There is post-show counselling, and guests can be helped into rehab on-air, but I have not had a response from ITV about the specific aftercare provided to guests. (To the contrary, stories of guests being deliberately wound up before the show were revealed in a fantastic 2011 article by the Guardian’s Zoe Williams.)

It’s a question reminiscent of the row over Love Island in March, following the second suicide of a former islander on the ITV reality dating show. Programme makers were forced to review their cast aftercare procedures after backlash from other ex-participants as well as viewers.

Jeremy Kyle has also been deplored for its reliance on poverty porn.

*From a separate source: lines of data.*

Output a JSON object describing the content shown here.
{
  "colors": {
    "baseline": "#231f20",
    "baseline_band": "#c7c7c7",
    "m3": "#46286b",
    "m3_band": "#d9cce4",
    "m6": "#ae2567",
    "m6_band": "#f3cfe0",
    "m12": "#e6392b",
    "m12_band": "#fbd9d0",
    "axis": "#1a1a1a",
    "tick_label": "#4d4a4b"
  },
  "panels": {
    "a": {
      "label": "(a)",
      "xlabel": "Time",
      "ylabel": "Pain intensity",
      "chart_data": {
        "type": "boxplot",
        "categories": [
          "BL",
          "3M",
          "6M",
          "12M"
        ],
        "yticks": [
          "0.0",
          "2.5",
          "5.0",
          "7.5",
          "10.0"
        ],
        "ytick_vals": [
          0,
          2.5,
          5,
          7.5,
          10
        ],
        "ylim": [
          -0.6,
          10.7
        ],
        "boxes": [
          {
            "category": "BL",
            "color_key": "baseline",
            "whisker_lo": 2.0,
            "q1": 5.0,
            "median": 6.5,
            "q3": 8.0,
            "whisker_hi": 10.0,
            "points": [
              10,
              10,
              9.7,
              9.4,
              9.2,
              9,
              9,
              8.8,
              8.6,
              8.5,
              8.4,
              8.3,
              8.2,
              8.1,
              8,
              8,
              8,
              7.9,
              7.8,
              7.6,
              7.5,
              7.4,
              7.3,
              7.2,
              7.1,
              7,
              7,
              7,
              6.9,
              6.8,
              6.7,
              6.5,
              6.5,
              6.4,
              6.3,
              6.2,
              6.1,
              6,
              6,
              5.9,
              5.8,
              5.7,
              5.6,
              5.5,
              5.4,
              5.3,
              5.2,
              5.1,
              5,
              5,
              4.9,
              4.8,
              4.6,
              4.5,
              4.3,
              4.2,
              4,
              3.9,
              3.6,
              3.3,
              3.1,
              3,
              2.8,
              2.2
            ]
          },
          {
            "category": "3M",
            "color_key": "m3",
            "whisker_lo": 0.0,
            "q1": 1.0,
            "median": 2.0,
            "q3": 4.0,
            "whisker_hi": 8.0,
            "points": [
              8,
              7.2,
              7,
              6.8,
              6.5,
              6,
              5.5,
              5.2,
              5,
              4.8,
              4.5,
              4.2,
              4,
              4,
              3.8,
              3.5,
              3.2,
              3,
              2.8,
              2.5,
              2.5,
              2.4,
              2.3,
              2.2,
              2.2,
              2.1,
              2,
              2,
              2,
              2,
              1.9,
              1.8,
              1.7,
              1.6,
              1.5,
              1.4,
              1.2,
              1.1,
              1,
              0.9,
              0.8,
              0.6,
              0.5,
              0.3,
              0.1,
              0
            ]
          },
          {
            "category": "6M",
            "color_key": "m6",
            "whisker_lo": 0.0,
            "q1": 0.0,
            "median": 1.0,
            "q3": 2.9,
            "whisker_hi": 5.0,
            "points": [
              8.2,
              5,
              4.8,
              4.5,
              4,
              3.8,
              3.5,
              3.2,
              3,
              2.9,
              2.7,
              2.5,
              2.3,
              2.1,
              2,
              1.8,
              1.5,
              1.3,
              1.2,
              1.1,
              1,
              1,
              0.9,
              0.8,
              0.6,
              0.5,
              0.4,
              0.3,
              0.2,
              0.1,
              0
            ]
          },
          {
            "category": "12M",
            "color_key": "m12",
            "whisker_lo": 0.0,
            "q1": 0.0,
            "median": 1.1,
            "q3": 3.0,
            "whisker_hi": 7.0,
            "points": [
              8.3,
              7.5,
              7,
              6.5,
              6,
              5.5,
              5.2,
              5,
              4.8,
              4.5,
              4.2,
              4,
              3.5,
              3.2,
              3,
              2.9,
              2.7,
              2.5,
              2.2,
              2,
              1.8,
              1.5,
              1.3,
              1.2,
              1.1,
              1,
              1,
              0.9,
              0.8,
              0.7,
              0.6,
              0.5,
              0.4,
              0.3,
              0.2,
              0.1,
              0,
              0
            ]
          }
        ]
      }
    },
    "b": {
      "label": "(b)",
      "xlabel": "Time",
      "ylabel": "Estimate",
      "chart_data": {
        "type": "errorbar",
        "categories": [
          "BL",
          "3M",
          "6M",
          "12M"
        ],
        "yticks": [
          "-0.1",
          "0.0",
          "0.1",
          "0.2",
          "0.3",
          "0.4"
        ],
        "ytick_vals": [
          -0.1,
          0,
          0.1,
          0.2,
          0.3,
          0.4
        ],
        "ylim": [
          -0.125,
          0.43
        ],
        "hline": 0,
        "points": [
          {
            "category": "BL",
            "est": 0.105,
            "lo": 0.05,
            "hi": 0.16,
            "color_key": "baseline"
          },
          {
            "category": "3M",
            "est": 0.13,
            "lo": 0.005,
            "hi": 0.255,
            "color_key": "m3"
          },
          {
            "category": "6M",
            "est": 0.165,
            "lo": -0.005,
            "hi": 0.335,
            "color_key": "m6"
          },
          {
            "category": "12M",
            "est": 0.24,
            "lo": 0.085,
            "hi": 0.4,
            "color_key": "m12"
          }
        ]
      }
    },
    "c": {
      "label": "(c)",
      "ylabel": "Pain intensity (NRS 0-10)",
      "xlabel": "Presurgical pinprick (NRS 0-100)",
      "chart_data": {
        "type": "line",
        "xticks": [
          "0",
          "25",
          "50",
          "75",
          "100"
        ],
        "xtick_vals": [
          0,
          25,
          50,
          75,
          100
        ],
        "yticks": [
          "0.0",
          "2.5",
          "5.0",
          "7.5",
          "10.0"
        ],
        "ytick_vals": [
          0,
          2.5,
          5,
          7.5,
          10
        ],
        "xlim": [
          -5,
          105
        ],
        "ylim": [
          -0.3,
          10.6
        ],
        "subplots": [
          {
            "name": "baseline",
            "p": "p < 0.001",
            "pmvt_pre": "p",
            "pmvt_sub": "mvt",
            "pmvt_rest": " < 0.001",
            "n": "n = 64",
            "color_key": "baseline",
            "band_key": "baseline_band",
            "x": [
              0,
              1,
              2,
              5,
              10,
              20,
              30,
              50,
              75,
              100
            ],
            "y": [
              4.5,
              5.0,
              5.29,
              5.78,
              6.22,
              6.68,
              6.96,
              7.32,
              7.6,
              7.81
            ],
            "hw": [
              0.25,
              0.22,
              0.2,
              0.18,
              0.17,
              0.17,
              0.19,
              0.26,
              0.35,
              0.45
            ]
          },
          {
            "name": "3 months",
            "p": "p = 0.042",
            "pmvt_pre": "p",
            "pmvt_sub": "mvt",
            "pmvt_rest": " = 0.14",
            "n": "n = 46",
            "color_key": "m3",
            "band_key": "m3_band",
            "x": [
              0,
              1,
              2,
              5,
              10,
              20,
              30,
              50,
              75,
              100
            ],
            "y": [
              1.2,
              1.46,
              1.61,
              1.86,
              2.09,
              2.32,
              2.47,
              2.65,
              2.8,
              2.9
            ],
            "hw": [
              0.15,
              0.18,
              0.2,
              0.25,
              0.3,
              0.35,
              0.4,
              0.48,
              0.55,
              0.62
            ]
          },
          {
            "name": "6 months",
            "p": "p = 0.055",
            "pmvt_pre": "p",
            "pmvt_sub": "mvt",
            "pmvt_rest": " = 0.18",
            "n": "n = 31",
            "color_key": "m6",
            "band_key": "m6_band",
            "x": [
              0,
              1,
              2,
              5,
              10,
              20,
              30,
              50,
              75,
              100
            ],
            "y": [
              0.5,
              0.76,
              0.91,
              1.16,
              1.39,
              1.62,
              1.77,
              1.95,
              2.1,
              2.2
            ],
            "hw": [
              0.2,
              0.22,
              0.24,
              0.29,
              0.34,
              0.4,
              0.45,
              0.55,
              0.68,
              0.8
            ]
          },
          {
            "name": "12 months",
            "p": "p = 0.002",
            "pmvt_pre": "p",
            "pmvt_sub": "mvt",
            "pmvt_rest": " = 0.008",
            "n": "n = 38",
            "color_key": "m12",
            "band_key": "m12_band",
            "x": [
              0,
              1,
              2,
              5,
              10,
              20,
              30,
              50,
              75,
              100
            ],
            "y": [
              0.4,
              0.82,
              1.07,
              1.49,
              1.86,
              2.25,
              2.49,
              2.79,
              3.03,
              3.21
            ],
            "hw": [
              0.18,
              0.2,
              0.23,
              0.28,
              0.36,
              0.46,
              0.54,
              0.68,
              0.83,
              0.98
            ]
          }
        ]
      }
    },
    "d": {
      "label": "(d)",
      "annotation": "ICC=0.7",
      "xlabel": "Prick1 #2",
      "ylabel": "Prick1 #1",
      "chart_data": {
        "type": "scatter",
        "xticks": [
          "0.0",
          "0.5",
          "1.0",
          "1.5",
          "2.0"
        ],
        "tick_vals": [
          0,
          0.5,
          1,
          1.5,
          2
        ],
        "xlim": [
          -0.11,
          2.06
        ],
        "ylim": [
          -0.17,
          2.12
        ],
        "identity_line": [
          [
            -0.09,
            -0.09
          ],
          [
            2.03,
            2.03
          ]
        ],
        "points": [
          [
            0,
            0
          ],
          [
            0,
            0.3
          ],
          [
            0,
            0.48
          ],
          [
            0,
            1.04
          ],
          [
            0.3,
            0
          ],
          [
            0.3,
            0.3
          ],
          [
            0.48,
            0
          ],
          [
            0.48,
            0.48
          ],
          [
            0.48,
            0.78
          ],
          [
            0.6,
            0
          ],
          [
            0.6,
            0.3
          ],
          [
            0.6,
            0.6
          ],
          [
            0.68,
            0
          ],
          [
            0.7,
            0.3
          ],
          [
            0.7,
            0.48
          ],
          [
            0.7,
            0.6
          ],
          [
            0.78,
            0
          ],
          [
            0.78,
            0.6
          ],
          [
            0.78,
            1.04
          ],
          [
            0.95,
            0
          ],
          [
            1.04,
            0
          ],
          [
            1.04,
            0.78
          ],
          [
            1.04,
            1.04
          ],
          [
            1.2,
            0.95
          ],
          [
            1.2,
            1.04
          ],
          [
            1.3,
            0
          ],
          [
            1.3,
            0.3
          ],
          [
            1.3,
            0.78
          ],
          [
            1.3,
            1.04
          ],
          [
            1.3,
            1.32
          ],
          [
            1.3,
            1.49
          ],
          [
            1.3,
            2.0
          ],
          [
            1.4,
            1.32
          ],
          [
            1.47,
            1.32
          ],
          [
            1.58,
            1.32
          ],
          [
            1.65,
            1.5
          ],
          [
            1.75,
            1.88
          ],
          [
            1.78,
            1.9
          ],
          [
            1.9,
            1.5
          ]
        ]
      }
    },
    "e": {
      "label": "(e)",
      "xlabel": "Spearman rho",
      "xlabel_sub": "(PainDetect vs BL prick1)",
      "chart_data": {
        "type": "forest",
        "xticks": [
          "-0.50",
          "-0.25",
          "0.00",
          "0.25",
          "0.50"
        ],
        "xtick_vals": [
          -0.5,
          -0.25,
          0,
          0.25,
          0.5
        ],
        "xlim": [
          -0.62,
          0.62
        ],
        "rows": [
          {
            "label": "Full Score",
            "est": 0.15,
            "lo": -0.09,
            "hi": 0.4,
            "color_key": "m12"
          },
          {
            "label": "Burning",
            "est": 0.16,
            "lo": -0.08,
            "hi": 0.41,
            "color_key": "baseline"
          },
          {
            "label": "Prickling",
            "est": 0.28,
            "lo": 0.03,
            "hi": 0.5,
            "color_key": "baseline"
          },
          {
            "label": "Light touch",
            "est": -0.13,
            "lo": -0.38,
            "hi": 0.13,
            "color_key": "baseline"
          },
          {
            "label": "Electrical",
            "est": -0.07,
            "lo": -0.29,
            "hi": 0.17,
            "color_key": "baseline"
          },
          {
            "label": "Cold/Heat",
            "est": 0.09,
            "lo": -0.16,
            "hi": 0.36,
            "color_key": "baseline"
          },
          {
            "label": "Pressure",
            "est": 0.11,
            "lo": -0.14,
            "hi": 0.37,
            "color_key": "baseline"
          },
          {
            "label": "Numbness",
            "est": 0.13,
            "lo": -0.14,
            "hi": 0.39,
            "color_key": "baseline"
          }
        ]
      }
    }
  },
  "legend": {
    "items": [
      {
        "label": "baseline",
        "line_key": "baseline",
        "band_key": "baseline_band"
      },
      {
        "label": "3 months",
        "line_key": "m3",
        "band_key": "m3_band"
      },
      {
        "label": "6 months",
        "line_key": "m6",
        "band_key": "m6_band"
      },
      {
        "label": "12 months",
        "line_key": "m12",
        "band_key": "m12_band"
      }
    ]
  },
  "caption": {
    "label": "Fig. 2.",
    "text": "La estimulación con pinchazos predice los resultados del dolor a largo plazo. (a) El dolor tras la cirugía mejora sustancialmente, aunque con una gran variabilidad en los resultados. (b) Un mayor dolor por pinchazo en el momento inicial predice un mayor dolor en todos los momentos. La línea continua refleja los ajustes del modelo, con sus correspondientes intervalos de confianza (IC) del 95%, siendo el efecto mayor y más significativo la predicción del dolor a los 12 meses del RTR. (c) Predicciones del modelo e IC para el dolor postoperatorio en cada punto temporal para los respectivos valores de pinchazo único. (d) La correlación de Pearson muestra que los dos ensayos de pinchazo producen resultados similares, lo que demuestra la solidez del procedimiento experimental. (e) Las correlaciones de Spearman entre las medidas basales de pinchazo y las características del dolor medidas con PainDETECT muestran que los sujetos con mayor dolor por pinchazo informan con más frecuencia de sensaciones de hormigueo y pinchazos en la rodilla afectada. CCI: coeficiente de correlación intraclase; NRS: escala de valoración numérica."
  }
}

It curates a morbidly chaotic picture of a British underclass – for those watching at home to scoff and sneer at – with the veneer of helping them. In her Guardian piece, Williams writes that the show “created the cultural spectre of this feral underclass”, saying the trope “wouldn’t exist without this programme”.

The results of this kind of characterisation have a real-life impact, and not just for those who appear on TV.

In pursuit of Kyle-style conflict and heartache, parts of the country are regularly mined by producers for their most eccentric and guileless residents – for welfare info-tainment formats such as Benefits Street, or the most recent Skint Britain. (When I visited the northeast coastal town that hosted the latter earlier this year, residents complained that the programme had picked notorious local characters well-known for their quirks who were unrepresentative of the town.)

We have no idea whether The Jeremy Kyle Show had anything to do with the death of its guest. Yet its pantomime depiction of life’s messiest issues has created a genre that itself could do with a pause for thought.